If you're not picking them from the garden, you can buy whole leeks at farmer's markets, conventional grocery stores, and specialty food stores. Leeks grow best when planted in spring or early summer (in warmer climates).
If you're looking for them later in the season—after July—it's likely they won't have many left by then. In addition, some areas have longer growing seasons than others.
How to Select and Store
If you're trying to decide between two leeks, pick the one that looks most fresh. Fresh Leeks should be firm, smooth, and shiny with no wilted leaves or spots.
When choosing a leek at the store, look for one that is heavy for its size—this indicates that it has plenty of water inside (which is key to deliciousness). If they seem lightweight or limp, don't buy them!
Keep your leeks in the refrigerator for about a week to stay fresh.
To store them:
- Cut off half of the dark green part
- Place them in a plastic bag
- Seal tightly, so no air gets inside
- Put them in your vegetable crisper section where it's coldest (around 35°F).
How to Cut leeks
If you're going to cook with leeks, the first thing you'll want to do is remove the outer leaves. Simply use a paring knife and cut away any discovered or dark leaves.
Once your leek has been trimmed, cut off the top so that only 2 inches remain. This will create an opening into which you can easily insert your knife later on—and a shorter leek means less work for yourself!
Now comes the fun part: cutting up your vegetable!
First, you should slice open the bottom of the leek and rinse it under cold water to get rid of the remaining dirt. Then cut its other halves into pieces about 1 inch long (depending on how large they are).
You can also slice them into small rings. Once you have sliced and clean leeks, it's time to get cooking.
Leeks pair well with onions, potatoes, mushrooms, and other root vegetables.

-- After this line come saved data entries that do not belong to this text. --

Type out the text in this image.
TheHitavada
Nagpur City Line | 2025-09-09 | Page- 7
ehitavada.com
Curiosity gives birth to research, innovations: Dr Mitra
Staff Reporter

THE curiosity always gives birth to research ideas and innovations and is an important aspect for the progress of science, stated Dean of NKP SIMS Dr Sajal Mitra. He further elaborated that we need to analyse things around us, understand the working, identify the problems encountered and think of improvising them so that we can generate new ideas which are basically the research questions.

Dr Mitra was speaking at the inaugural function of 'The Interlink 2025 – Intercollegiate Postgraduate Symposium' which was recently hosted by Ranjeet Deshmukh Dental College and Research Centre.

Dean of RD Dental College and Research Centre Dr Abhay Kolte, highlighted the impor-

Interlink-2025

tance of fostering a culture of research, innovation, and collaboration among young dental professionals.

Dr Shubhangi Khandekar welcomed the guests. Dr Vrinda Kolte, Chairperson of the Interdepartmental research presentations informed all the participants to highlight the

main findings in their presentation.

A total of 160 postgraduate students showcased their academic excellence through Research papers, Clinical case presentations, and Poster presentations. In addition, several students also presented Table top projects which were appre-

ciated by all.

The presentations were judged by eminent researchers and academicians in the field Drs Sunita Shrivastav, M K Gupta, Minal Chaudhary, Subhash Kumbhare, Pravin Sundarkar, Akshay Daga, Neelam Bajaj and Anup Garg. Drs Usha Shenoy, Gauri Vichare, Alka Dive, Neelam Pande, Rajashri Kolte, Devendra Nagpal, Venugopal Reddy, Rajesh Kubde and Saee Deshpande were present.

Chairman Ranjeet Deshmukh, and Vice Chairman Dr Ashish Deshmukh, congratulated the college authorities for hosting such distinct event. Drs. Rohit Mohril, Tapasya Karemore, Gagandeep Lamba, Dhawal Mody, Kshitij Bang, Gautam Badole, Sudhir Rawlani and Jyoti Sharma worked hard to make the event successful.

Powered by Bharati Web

Leeks bring an earthy taste to dishes while adding depth to casseroles and other slow-cooked meals.
What is a substitute for leeks?
If you're looking for a vegetable that is a good substitute for leeks, try these:
- Shallots are a bit stronger than leeks and have a more pungent flavor.
- Scallions will give you the same oniony taste as leeks; however, they don't have the same texture and aren't as sweet.
- Garlic will give your dish a similar flavor to what you find in dishes with leeks without having to deal with those pesky thick leaves!
Leek's mild flavor makes them a good match for fish like cod or salmon and meat dishes like steak or lamb chops.
Leeks also pair well with grains like ice or quinoa to make hearty dishes and potatoes and pasta, so you can enjoy them all year long!
Leeks are a good choice for risotto; their mildness makes them easy to pair with stronger flavors like garlic or onions while letting their mild taste shine through.
They also work well with rice-based dishes because they have similar textures and absorb flavors easily without overpowering themselves (unlike potatoes).